Bestuur en toezicht zijn in orde. In het ondernemingsplan wordt aangegeven dat de gebondenheid aan de codes is vastgelegd in het bestuursreglement en is uitgewerkt in diverse protocollen. Het Schip gaat niet in op de culturele diversiteit in personeel en organisatie en hoe deze te bevorderen en te borgen.

Publiek

De commissie beoordeelt Het Schip als goed ten aanzien van het criterium publiek. Het museum heeft de afgelopen tijd met het oog op de uitbreiding veel geïnvesteerd in publieksonderzoek en –analyse en heeft een externe partij een positioneringsadvies laten opstellen. Het Schip stelt zich zelfbewust ten doel om het Nationaal Museum van de Amsterdamse School te worden. De commissie vindt dat het museum een duidelijke visie heeft op de duurzame opbouw van zijn publiek. Die visie hangt nauw samen met de inhoudelijke visie van het museum: dankzij de veelzijdigheid van de Amsterdamse School en de brede benadering van het onderwerp heeft het museum de potentie om veel verschillende publieksgroepen aan te spreken, ieder op zijn eigen manier en ieder met een ander inhoudelijk accent.

Het museum richt zich de komende periode expliciet op dagbezoekers uit Nederland, Amsterdammers, verblijfsbezoekers uit het buitenland en op scholieren en studenten. Gastvrijheid en een hoge kwaliteit van presentatie en uitingen worden – volgens de commissie terecht – aangemerkt als belangrijke aandachtspunten met het oog op klanttevredenheid. De commissie constateert dat de nadere uitwerking van de doelgroepen in het ondernemingsplan ontbreekt. Het museum geeft echter wel aan samen met Amsterdam Marketing een marketingstrategie uitgewerkt te hebben. Het zet een brede mix aan marketingmiddelen in en tracht het publiek te engageren en aan zich te binden via het digitale platform Wendingen.

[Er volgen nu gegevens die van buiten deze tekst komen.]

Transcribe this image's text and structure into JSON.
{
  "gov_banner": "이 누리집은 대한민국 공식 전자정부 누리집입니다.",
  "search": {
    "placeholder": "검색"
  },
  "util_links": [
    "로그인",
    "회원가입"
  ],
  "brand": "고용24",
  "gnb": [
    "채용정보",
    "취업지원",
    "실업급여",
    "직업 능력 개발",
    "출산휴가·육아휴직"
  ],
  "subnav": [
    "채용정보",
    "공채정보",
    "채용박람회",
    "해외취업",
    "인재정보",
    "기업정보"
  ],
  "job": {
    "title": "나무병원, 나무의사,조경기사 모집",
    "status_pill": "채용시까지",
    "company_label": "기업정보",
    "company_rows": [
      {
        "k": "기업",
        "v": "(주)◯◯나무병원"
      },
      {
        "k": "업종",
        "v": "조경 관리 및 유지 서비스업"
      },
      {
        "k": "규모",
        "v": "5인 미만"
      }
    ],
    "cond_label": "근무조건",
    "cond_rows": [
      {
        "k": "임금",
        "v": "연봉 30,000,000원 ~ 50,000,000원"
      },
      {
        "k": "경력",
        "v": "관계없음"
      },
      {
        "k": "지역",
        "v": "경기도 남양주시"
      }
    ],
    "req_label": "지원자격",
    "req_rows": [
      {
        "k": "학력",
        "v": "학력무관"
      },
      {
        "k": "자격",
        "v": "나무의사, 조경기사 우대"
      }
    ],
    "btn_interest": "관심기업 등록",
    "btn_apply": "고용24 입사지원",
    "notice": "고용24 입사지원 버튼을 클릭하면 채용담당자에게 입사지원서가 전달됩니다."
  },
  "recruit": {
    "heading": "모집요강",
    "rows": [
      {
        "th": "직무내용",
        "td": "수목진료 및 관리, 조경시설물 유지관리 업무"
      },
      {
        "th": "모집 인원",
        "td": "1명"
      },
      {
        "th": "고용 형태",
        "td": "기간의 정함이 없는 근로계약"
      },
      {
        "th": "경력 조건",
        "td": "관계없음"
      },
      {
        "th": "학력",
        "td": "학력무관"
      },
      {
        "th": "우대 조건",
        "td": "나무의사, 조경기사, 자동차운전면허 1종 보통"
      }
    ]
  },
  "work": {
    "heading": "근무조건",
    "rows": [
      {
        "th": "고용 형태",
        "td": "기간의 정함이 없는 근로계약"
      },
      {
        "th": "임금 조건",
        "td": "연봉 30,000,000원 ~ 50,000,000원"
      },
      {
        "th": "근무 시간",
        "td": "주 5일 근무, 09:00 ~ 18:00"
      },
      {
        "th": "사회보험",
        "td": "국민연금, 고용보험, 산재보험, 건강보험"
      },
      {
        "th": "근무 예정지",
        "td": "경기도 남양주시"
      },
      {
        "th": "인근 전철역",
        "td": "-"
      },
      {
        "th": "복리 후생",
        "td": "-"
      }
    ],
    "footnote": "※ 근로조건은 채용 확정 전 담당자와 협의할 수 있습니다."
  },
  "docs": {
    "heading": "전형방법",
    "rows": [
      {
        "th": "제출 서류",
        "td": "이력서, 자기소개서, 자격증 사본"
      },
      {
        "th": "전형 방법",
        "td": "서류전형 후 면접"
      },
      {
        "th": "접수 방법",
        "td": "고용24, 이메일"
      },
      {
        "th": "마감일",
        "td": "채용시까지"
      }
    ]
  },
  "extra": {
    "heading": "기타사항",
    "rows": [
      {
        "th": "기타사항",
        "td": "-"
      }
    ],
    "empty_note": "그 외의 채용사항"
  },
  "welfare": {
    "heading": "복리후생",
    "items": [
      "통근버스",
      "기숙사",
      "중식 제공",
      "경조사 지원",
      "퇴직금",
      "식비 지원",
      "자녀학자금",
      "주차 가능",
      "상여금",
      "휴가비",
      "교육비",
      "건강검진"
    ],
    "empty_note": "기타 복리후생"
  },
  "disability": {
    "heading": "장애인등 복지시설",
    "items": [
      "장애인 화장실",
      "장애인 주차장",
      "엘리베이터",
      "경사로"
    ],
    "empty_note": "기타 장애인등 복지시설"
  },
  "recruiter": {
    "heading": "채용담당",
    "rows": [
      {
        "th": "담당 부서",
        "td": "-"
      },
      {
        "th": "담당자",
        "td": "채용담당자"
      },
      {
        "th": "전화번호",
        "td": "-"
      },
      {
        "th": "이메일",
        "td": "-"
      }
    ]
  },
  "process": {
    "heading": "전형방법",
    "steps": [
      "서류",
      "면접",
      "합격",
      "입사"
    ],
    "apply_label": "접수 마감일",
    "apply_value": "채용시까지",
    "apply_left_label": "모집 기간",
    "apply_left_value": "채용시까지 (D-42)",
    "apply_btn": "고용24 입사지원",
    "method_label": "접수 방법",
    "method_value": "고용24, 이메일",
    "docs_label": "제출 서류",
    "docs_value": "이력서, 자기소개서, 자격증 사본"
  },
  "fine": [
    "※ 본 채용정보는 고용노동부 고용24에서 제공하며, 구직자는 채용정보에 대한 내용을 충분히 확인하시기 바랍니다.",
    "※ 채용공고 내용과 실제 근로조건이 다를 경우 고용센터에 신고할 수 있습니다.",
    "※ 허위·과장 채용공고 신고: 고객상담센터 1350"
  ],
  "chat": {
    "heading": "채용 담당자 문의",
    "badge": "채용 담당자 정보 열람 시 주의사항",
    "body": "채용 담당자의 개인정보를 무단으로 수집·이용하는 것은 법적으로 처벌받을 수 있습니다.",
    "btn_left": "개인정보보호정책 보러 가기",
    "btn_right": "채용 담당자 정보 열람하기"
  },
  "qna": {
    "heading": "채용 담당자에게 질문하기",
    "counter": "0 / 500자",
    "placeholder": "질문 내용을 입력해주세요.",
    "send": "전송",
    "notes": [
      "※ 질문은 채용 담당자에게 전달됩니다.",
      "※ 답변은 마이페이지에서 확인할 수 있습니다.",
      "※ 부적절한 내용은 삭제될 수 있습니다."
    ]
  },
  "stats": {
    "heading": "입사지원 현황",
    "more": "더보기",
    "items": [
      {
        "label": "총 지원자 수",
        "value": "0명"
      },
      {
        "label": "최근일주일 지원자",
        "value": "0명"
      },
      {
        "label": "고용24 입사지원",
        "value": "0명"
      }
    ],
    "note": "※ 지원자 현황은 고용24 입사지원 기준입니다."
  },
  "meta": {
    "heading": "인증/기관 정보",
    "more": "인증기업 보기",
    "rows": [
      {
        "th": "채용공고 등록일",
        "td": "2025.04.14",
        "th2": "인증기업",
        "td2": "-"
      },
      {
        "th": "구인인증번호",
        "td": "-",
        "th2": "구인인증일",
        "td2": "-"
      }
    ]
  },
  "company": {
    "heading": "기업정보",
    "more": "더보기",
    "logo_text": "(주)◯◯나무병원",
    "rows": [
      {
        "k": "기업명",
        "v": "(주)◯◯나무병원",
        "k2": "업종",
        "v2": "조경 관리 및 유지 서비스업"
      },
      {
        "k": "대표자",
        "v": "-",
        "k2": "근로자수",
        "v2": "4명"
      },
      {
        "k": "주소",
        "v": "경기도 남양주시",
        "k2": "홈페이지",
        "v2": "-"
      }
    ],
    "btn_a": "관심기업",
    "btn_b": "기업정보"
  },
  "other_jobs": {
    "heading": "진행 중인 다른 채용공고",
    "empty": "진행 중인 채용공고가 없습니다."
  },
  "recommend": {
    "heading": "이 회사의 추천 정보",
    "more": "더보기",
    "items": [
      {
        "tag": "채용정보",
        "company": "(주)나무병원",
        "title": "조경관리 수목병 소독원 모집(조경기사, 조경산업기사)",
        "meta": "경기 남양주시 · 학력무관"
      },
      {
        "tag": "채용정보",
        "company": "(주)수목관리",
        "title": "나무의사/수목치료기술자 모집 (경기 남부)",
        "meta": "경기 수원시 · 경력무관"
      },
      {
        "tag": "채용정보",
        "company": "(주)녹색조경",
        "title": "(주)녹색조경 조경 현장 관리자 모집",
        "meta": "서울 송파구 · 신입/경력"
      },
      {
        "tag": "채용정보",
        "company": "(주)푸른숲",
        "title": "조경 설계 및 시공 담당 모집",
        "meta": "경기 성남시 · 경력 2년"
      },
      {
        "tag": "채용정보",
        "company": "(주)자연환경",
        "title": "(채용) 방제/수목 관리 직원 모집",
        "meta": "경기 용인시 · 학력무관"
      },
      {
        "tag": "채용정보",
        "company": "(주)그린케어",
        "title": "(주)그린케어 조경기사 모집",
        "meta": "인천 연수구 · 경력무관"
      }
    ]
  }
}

De commissie waardeert de inspanningen die het museum zich getroost om dit bijzondere Amsterdamse erfgoed onder de aandacht van scholieren te brengen via een breed pakket van educatieproducten. Zij vindt de aanpak van de educatie echter te aanbodgericht. Het museum past met zijn aanbod niet gemakkelijk in het curriculum van het primair en voorgezet onderwijs, al liggen er zeker aanknopingspunten. Voor het beroepsonderwijs liggen er meer mogelijkheden vanwege het accent op ambachtelijkheid. Het Schip besteedt in het ondernemingsplan slechts zijdelings aandacht aan de culturele diversiteit van zijn publiek en geeft niet aan hoe men deze wil bevorderen.

Belang voor de stad: verbinding en spreiding

De commissie beoordeelt Het Schip als goed ten aanzien van het criterium verbinding. Het Schip werkt nauw samen met onder andere het Arcam, het Van Eesteren Museum en het Stedelijk Museum. Het Schip participeert actief in de herdenking van 100 jaar Amsterdamse School in 2016. Door de sociaalhistorische betekenis van de Amsterdamse School in relatie tot volkshuisvesting, heeft de museale functie van Het Schip ook een maatschappelijke meerwaarde. De Amsterdamse Federatie van Woningcorporaties is nauw betrokken bij de ontwikkeling van museum Het Schip.

De commissie beoordeelt Het Schip als goed ten aanzien van het criterium spreiding. Het Schip is gevestigd in Amsterdam-West. Objecten van de Amsterdamse School bevinden zich in de hele stad. De fiets-, boot- en wandeltochten van Het Schip brengen de bezoekers ook daarnaartoe.

Conclusie

De commissie adviseert de aanvraag van Het Schip te honoreren en het gevraagde bedrag van
€ 380.000 toe te kennen. Met het oog op de uitzonderlijke verhoging in combinatie met de cruciale fase die het museum ingaat, vindt de commissie een tussentijdse evaluatie opportuun.